The Central Bank of Kenya (CBK) is set to close down tens of digital lenders this month, following the operationalisation of the Digital Cretit Providers Regulations on September 17.
In the era of new regulations, digital lenders will be barred from calling friends and family members of defaulters.
On September 17,CBK is anticipated to provide a list of complying businesses and close down any digital lenders that do not adhere to stringent consumer protection standards established by the Digital Credit Providers Regulations, 2021.
Personal loan apps are mobile solutions that enable you to apply for a loan without ever setting foot inside a bank.
A personal loan may be appropriate for you if you require money to consolidate debt, settle unpaid debt, finance a significant purchase, or do any other similar purpose. You may be able to borrow money using personal loan apps by submitting an online application.
The regulations are aimed at restraining lenders from unconventional actions by some digital credit providers. The regulationswill also curb exorbitant prices imposed on borrowers, unethical debt collection practices, and misuse of personal data.
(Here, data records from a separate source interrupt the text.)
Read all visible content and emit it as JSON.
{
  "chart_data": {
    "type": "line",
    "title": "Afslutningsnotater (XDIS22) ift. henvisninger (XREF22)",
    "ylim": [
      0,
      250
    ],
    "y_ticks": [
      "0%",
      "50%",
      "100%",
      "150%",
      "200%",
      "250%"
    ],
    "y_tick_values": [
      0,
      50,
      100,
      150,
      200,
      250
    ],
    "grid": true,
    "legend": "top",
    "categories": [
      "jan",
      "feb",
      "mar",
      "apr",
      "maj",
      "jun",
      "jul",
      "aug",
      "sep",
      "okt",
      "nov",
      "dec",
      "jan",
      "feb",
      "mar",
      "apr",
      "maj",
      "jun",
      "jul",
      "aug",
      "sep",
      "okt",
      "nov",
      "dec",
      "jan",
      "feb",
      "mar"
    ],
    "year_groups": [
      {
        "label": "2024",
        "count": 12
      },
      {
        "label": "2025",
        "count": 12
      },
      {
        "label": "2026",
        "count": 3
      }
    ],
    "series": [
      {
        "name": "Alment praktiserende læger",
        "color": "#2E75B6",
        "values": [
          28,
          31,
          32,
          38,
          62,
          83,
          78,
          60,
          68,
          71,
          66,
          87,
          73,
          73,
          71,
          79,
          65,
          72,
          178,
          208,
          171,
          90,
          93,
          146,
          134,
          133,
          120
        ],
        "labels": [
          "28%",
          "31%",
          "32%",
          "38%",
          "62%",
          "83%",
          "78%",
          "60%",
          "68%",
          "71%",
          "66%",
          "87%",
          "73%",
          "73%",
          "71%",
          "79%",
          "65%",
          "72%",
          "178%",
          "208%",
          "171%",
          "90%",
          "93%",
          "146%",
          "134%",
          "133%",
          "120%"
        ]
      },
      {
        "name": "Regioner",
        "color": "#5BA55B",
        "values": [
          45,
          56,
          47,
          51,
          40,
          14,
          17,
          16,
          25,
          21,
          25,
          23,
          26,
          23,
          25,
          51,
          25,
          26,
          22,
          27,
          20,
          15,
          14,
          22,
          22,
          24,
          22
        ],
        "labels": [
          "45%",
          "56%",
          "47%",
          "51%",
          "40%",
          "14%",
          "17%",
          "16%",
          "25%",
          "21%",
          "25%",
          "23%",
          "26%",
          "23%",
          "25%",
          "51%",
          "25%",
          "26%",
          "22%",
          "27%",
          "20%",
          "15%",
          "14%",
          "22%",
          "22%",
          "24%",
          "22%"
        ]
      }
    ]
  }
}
Before providing credit to customers, mobile phone lenders must disclose all expenses associated with their loans, including interest rates, late payments, and rollover fees.
Kevin Mutiso, chair of the Digital Lenders Association of Kenya (DLAK), says Kenyans should anticipate better services, more consumer protection regulations, and fewer compliant companies in the next two weeks.
The new regulation also provided CBK the authority to revoke the licenses of companies that use name-and-shame techniques to try and collect money by disclosing information about loan defaulters to outside parties. Customers who use digital loans for their convenience of access because they don’t require collateral have also been plagued by failure to disclose interest rates, late payments, and rollover costs. When applying for credit, most Kenyans are unaware of their rights and fail to read the loan agreements.
As a result, they run the risk of being hit with expensive interest rates that, when annualized, can reach 520 percent, leading to an increase in defaults. Due to low-income households being seduced into readily available mobile loans, the use of mobile loans has increased tremendously over the past few years.